Только когда внизу все дела были закончены и она уже собралась подняться наверх, чтобы заправить постели, Розамунда вновь почувствовала неясное беспокойство. Потому что наверху, куда вели Розамунду домашние обязанности, по-прежнему лежала потрепанная сумка Линди, впопыхах засунутая с глаз долой в шкаф. И грязные туфли, и пальто. Они-то не сон. Если она, Розамунда, не приложила руку к исчезновению Линди, тогда что, черт возьми, происходит? Стоя перед лестницей и со страхом глядя на нее, как пловец на ледяную воду, Розамунда попыталась соорудить некую теорию, которая объяснила бы эти диковинные вещественные доказательства. Фантастическую теорию, разумеется; это ясно как божий день. Значит, так: предположим, кто-то задумал убить Линди, но чтобы обвинили в этом Розамунду. Тогда, прежде чем приступить к делу, преступник мог нацепить ее пальто и туфли, чтобы отпечатки ног и всякие там следы, которые обнаружат возле тела, были бы ее, Розамунды. Потом он (или она?) подкинул сумку к Розамунде в спальню, чтобы полицейские, когда их вызовут, первым делом наткнулись на нее, а после для какого-то замысловатого алиби, прикинувшись Розамундой, позвонил миссис Филдинг. И вот тут главная нестыковка. Миссис Филдинг не дура, она бы нипочем не спутала голос Розамунды с чьим-то еще.
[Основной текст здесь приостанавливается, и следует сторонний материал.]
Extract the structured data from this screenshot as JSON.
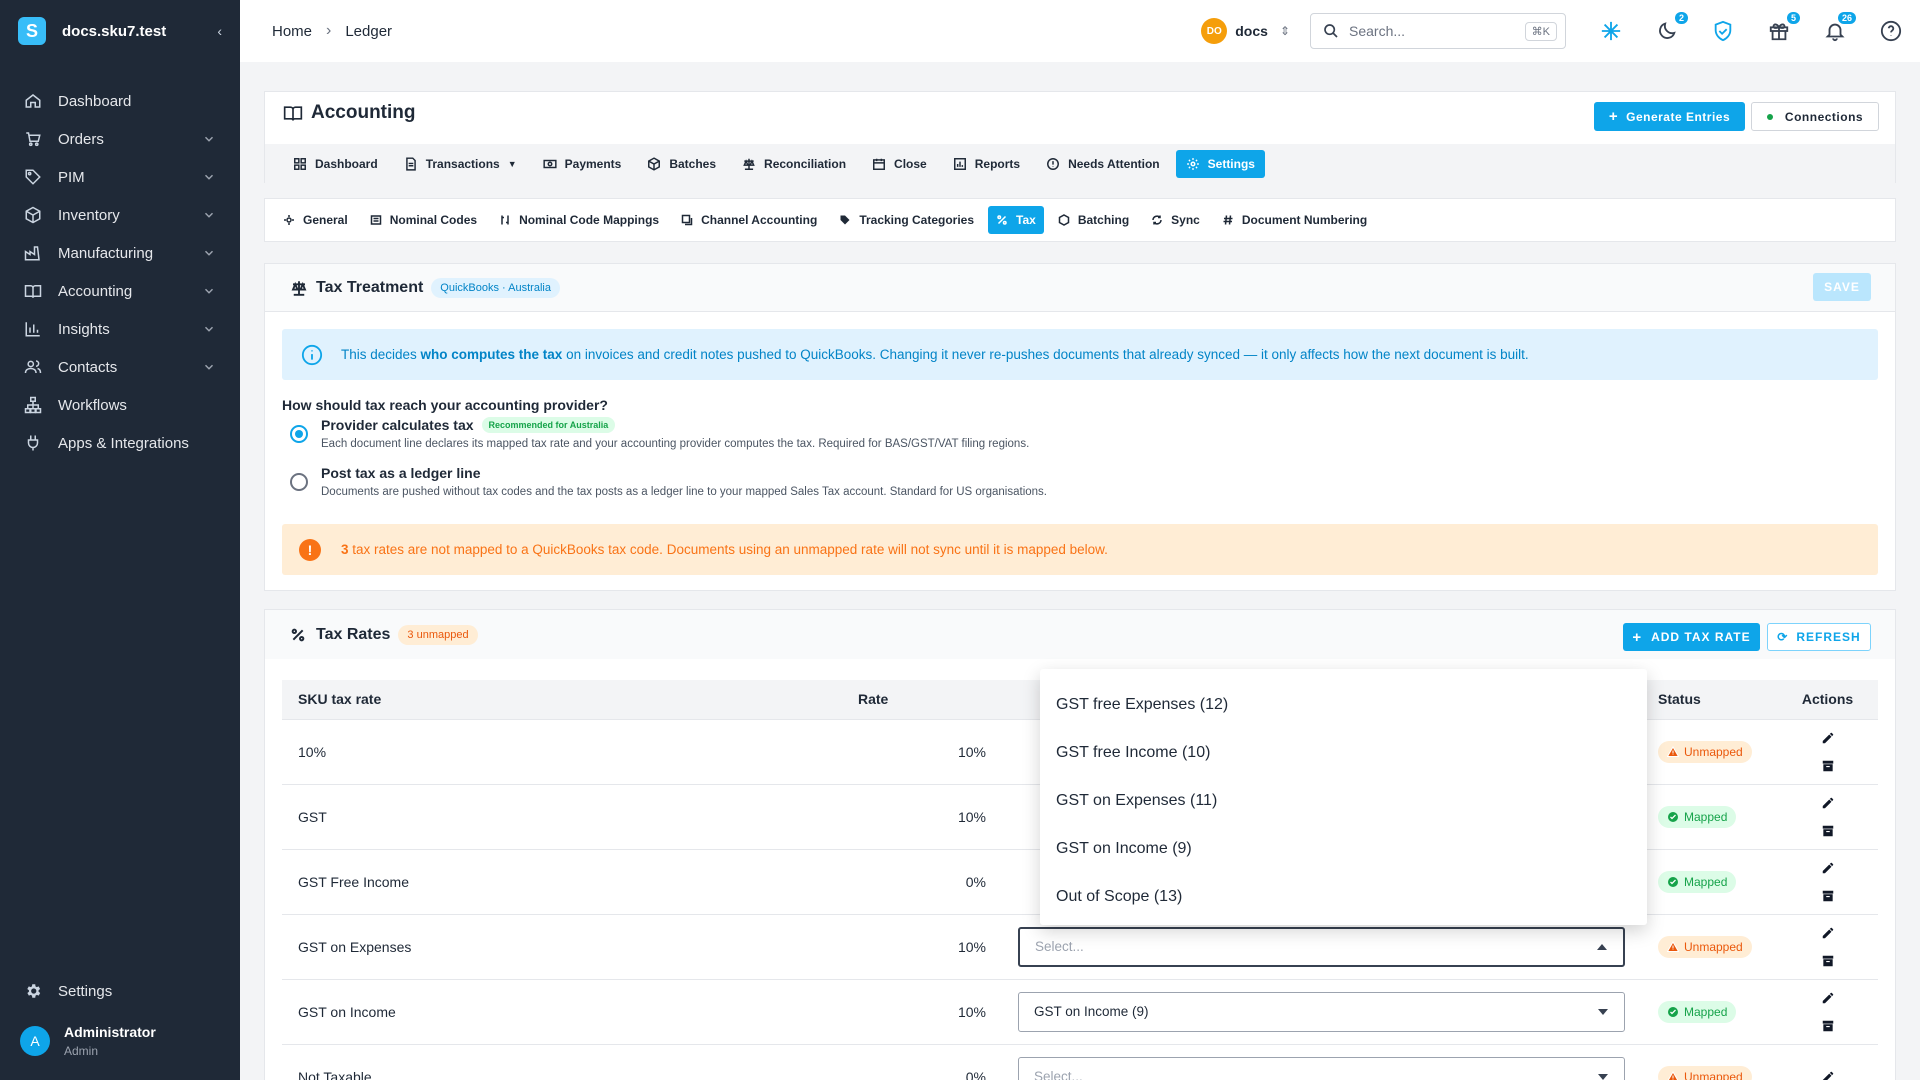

Интересно, а кто в тот день взял трубку — сама миссис Филдинг или Джесси? Как точно выразился Джефри? Он только предположил или определенно утверждал, что Розамунда будто бы говорила именно с матерью, не с Джесси? Но Джесси тоже отлично знает ее голос… А может, Джесси, сама того не ведая, оказалась втянута в этот головоломный заговор? Взять хоть этих ее австралийских родственников — когда у человека родственники в Австралии, возможным кажется практически все. Что, если у Линди есть дядюшка-миллионер? Эти дядюшки вечно умирают в Австралии и оставляют свои деньги неизвестным родственникам на другом конце света. И предположим, негодяй-племянник, который рассчитывал получить дядюшкины миллионы, женат на одной из племянниц Джесси, вот эта парочка и заявилась в Англию, чтобы заставить Джесси притвориться, что Розамунда звонила, а иначе, мол, ее обожаемой хозяйке грозит страшная опасность…

Нет, эдак, пожалуй, можно далеко зайти. Лучше всего, наверное, бросить попытки найти какое-то разумное объяснение, а поступить так, как хотелось прошлой ночью, — выкинуть к черту эти улики, которые уже в печенках сидят. Все равно от них никакого толку — никуда они не ведут, ничего не объясняют. Преисполнившись решимости, Розамунда поднялась по лестнице, быстро пересекла спальню и подошла к шкафу.

Пальто лежало там, где она его оставила, туфли тоже, но сумка испарилась.

Как безумная, Розамунда кинулась переворачивать содержимое шкафа, рыться в темной глубине ящиков, выкидывая на пол как попало обувь и одежду. «Она должна быть здесь, — повторяла Розамунда, уже зная, что сумки нет. — Если только не завалилась к самой стенке шкафа… под этот ящик… за ту коробку…»

Прошло полных пять минут, прежде чем она прекратила поиски; пять минут, в течение которых она не столько старалась отыскать сумку — она знала, что это бесполезно, — сколько тянула время, чтобы защитить себя от очевидного: раз она не находит сумки, значит, ее нашел Джефри.

Нашел и, не сказав ни слова, забрал.